The Bounty Scheme was replaced by the Assisted Immigration Scheme of the 1840s and 1850s.  My English ancestors Charles and Eliza White, with their four children, and James and Eliza Golding (and 4 children) took advantage of this.  While there was nothing so dramatic as a famine to escape, they were certainly living in poor circumstances as agricultural labourers at a time of low wages, poor diet, insecure employment and unsanitary housing.



Eliza White 1827 - 1895

Like migrants everywhere, the first generation had hard lives as they worked to establish themselves in a new country.  But the next generation all had at least a basic education, and many of them owned property - advantages which were unthinkable for their counterparts back “home”.

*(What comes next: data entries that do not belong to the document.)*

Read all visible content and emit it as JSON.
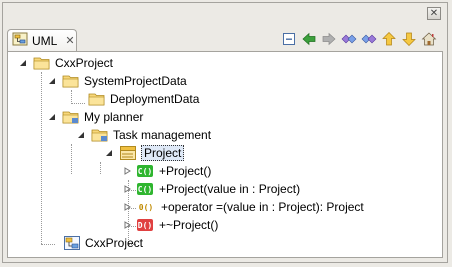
{
  "view": {
    "tab_label": "UML",
    "tab_close": "✕",
    "window_close": "✕"
  },
  "toolbar": {
    "buttons": [
      {
        "icon": "collapse-all-icon"
      },
      {
        "icon": "back-arrow-icon"
      },
      {
        "icon": "forward-arrow-icon"
      },
      {
        "icon": "double-diamond-left-icon"
      },
      {
        "icon": "double-diamond-right-icon"
      },
      {
        "icon": "up-arrow-icon"
      },
      {
        "icon": "down-arrow-icon"
      },
      {
        "icon": "home-icon"
      }
    ]
  },
  "tree": {
    "root": "CxxProject",
    "system_project_data": "SystemProjectData",
    "deployment_data": "DeploymentData",
    "my_planner": "My planner",
    "task_management": "Task management",
    "project": "Project",
    "methods": [
      {
        "badge": "C()",
        "text": "+Project()"
      },
      {
        "badge": "C()",
        "text": "+Project(value in : Project)"
      },
      {
        "badge": "0()",
        "text": "+operator =(value in : Project): Project"
      },
      {
        "badge": "D()",
        "text": "+~Project()"
      }
    ],
    "diagram": "CxxProject"
  }
}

*1 The Great Hunger in County Roscommon by Dr Christine Kinealy
*2 Four children would not have been considered a “large” family.
*3 All four of the men of these families were agricultural labourers.  So too were the four Whitten brothers who came in the 1860s. Although we only know that Joseph came as an Assisted Immigrant it is reasonable to assume that the others did also.

1 comment:

  1. G'day Jill,
    So many of the Australian founding fathers and mothers had to make fresh starts, whether by their own choice or by the government's decision. So far the majority of my ancestors arriving in Van Diemens Land did not come of their own making.

    You are lucky to have so much information on their life back in the old country especially Ireland.

    Good luck with the rest of your #52ancestors posts for 2020.